While also being extremely trackable. Depends on just how much information is being stored and quarantined, I guess…

Also, anyone want to wager on how long it takes for ANU CompSci students to break the keys on the card system?

#19
p15:25 pm, 13 Sep 10

Skidbladnir said :

While also being extremely trackable. Depends on just how much information is being stored and quarantined, I guess…

Well, yes. But if you have it set up to direct debit, it’s pretty damn trackable anyway.

Skidbladnir said :

Also, anyone want to wager on how long it takes for ANU CompSci students to break the keys on the card system?

The trick would be cracking it, then cloning someone with a good credit rating.

#20
Aenveigh8:55 pm, 13 Sep 10

Why not incorporate the chip into the ACT driver’s licence? That should cover 75% of the populations, and seniors, schoolkids etc have their own cards. I guess the privacy issues comes into play but is it so different to mobile phones etc?

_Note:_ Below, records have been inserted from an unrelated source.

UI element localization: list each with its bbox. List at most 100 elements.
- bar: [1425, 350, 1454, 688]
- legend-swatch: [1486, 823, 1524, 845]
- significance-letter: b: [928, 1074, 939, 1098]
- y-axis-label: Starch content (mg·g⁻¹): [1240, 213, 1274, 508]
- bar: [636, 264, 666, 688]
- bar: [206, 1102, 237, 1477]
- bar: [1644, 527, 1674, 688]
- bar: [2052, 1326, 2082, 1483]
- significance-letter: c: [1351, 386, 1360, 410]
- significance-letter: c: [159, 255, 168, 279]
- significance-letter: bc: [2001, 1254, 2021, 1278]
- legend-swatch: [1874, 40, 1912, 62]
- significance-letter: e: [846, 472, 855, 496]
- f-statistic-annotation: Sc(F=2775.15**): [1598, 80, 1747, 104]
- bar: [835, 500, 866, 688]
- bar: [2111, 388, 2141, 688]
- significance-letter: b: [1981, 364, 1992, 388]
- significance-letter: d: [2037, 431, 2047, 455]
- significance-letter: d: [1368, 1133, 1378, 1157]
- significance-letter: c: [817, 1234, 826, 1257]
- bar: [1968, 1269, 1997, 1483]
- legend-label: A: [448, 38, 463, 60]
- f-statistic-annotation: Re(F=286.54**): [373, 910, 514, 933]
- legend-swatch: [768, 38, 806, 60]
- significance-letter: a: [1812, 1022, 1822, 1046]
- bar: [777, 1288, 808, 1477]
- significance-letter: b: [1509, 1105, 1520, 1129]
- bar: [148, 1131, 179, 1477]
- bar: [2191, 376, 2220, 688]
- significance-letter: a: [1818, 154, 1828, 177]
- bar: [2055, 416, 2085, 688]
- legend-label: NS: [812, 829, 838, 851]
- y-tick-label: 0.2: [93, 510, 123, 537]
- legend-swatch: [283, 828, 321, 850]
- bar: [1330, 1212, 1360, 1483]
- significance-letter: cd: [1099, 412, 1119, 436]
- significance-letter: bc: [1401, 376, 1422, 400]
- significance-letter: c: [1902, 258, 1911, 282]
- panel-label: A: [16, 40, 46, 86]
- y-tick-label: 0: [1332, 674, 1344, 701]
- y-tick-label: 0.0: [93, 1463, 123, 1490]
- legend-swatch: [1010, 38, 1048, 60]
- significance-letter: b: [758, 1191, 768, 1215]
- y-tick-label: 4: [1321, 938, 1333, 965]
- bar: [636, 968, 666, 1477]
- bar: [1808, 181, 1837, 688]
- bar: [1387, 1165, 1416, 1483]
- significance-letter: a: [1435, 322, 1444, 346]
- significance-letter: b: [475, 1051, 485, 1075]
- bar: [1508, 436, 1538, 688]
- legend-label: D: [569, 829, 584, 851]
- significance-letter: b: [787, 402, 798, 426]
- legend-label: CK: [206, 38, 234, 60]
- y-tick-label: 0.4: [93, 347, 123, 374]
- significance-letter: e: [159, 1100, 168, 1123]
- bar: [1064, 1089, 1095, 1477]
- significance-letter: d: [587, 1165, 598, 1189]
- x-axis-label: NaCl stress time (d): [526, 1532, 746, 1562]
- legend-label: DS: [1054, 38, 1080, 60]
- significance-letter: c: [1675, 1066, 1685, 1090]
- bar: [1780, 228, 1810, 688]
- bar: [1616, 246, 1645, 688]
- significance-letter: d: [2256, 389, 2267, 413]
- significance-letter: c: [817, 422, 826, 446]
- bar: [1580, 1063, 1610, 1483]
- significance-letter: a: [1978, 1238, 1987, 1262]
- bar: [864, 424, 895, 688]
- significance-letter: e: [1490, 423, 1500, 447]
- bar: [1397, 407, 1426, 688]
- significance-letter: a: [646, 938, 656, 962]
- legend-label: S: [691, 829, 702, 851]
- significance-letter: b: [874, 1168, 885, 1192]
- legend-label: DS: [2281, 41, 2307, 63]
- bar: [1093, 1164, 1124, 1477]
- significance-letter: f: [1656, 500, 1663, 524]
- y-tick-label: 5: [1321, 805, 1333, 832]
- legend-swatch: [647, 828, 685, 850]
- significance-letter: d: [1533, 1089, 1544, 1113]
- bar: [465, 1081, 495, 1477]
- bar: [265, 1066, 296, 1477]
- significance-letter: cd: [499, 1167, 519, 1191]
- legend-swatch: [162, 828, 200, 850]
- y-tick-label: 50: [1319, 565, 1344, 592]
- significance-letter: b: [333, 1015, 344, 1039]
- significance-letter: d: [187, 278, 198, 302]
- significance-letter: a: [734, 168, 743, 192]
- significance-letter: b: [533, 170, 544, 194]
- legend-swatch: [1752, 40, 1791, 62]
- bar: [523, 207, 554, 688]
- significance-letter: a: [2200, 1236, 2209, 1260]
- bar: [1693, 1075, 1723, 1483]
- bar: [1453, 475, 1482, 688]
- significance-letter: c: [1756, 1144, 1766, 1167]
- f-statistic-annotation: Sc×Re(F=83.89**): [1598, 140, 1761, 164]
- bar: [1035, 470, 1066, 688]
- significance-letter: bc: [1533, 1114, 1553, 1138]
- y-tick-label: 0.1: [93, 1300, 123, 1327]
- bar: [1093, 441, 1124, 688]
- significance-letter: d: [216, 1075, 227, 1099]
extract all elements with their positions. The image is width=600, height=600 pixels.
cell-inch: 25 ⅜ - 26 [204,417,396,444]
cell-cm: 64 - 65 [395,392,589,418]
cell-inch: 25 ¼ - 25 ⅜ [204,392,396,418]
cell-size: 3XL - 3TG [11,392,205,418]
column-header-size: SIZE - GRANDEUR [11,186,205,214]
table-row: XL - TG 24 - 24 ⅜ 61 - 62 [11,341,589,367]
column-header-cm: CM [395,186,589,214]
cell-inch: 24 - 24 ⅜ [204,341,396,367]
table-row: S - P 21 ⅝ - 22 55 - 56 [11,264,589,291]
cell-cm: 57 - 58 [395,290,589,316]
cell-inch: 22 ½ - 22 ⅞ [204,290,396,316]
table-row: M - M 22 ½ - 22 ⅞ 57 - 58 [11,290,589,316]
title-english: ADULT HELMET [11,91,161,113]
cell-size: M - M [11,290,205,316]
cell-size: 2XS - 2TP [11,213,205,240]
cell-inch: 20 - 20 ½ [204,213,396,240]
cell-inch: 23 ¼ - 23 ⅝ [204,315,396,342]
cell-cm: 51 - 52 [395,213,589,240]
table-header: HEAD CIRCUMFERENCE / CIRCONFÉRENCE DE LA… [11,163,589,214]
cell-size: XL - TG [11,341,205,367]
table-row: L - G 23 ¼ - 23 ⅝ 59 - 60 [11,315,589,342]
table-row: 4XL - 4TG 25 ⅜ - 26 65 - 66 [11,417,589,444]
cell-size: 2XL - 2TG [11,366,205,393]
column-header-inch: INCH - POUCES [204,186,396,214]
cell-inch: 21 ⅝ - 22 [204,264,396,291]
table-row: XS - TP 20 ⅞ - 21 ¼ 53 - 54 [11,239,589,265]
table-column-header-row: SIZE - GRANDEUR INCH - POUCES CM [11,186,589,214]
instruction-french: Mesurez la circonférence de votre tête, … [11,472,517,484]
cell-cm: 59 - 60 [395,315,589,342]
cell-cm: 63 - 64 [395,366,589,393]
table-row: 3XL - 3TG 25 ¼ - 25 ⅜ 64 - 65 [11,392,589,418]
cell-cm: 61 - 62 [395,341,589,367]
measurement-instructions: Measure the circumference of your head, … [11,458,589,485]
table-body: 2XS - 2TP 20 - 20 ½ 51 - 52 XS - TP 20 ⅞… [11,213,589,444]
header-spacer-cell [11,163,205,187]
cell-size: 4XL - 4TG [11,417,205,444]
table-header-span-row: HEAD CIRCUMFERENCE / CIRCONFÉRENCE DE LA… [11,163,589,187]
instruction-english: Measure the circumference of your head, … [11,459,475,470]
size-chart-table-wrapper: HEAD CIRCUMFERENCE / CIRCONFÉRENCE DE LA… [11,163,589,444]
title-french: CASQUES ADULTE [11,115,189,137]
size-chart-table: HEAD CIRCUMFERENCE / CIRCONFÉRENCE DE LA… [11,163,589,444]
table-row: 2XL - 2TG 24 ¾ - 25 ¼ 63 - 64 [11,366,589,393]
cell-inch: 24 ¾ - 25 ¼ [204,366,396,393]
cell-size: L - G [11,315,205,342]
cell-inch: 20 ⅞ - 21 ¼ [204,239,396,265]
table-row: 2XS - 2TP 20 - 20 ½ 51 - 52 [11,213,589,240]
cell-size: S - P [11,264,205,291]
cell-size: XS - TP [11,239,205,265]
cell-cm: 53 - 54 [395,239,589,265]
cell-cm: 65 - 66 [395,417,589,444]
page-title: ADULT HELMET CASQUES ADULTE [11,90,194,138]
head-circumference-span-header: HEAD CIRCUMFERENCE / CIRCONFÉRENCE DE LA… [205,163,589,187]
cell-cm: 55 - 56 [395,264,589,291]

@Damien Haas; you don’t neccessarily need light rail to provide the ‘core’ routes – could just as easily be done with buses. What matters is the service permanence, service span, and frequency. The ACT govt is making progress towards defining these ‘mass transit’ services, versus the ‘coverage’ (suburban excursion) social-service routes. See http://www.tams.act.gov.au/__data/assets/pdf_file/0016/173401/STAP_Progress_30Nov09.pdf for the current state of play, there’s plenty more around on the TAMS wbsite, and it all seems pretty sensible.

#21
sepi9:27 pm, 13 Sep 10

I like the idea of coloured buses or at least coloured signs on the front. School buses for a start could be a different colour, so you know if that bus disappearing off into the distance is your bus, or just a school bus.

Signs for buses going north could be one colour, those going south could be another – this would stop people hopping on ‘their’ bus at an interchange, only to find it is going in the wrong direction.